Last night we went for dinner just down to the local pub. I knew I wouldn't have to walk far, and it was a balmy night, so I decided to wear my red high heeled pumps. I love these shoes -- they're cute and sort of retro and did I mention red -- but I don't wear them a lot because (a) we have weather more appropriate for booties for most of the year, and (b) when I go out, I often have to walk, and you don't wear 4" heels to walk a distance!

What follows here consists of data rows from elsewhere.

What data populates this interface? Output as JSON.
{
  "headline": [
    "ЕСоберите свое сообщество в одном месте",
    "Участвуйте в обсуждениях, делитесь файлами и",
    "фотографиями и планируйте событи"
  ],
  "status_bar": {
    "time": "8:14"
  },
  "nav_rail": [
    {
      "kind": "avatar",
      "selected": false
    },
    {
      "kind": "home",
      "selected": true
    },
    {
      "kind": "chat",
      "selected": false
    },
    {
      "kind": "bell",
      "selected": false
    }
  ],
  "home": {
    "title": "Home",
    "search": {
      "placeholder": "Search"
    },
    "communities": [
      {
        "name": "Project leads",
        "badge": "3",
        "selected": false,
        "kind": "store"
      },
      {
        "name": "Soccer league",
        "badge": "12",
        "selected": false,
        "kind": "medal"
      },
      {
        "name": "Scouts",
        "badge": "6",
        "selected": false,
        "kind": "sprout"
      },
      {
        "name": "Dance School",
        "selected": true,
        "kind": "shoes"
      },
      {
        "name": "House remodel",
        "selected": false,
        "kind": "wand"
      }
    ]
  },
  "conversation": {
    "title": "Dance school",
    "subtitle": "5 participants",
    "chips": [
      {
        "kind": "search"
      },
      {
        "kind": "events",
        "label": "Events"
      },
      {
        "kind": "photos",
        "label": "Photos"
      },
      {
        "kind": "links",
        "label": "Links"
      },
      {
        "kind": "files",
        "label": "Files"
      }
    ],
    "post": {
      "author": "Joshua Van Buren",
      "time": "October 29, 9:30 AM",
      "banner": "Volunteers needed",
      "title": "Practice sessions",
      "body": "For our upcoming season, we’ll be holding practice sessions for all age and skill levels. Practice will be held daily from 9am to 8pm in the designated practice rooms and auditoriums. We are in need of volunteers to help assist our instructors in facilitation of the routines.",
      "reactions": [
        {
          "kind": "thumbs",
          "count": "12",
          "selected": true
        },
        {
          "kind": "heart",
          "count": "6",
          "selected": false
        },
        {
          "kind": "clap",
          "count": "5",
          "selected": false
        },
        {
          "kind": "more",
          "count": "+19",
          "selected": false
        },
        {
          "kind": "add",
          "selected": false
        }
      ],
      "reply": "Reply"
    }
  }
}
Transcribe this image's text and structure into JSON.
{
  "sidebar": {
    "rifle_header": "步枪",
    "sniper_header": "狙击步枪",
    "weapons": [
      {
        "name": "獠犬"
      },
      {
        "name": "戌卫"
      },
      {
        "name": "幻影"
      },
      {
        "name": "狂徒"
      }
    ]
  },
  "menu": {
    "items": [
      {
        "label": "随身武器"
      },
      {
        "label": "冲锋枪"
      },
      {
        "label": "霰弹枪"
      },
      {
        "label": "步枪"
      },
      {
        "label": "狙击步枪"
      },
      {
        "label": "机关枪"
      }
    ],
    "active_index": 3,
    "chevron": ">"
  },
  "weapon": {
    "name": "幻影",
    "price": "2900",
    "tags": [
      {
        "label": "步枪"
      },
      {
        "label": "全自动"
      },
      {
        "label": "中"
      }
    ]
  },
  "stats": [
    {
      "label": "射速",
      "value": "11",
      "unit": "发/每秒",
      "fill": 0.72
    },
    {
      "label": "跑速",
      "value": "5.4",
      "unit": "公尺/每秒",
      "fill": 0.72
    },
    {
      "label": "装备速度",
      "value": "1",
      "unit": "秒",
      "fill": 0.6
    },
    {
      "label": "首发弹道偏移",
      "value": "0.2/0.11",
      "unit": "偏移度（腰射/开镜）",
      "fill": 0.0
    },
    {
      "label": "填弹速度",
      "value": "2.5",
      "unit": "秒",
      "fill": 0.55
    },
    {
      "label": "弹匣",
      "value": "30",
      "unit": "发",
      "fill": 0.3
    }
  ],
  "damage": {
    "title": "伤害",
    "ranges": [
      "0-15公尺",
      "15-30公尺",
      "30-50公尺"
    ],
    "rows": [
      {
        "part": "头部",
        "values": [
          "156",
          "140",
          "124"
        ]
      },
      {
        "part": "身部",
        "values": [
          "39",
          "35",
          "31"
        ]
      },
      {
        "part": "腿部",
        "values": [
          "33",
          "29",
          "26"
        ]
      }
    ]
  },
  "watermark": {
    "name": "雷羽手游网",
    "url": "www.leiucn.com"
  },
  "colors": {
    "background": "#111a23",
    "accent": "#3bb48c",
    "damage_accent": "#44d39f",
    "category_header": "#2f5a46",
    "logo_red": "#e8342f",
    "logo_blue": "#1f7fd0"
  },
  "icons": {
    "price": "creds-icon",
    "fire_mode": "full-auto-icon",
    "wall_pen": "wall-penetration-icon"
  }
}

Anyway, I popped on my beloved red shoes with a pencil skirt and slim-fitting top, and the outfit felt too...deliberately sexy. I wear the same same top-and-skirt combination fairly often with booties and to my eye it looks funky, but the sexy red shoes put it into the SHE'S TRYING TO LOOK ALLURING category. I have an uncomfortable relationship with this. I always have. As a young woman, when going out on dates, I remember my parents expressing amusement at my clothing choices. Don't get me wrong; I absolutely wanted to look attractive (and still do; don't we all?), but I never wanted the boy to think I had tried hard to look sexy. So I did my makeup carefully (making it look like I wasn't wearing much) and made sure my long shiny hair looked its best, and then wore something that looked like an afterthought. It wasn't, of course; I always chose clothes that I knew made me look cute, but cute in an effortless, I'm-not-dressed-up-for-this-date kind of way.

I've long since been able to dress nicely for dates, and I have fun wearing bold lipstick colours that are manifestly not natural, but I still have trouble with overtly sexy clothing. Last night I solved the problem by swapping the slim-fitting top for a loose, drapey linen one, which I semi-tucked. It de-bombshelled the look and also felt more modern (I'm really into loose these days!).

How do you feel about "deliberately sexy" outfits? Do you own the look, head up and confident? Or, like me, does it make you feel a bit like a poseur?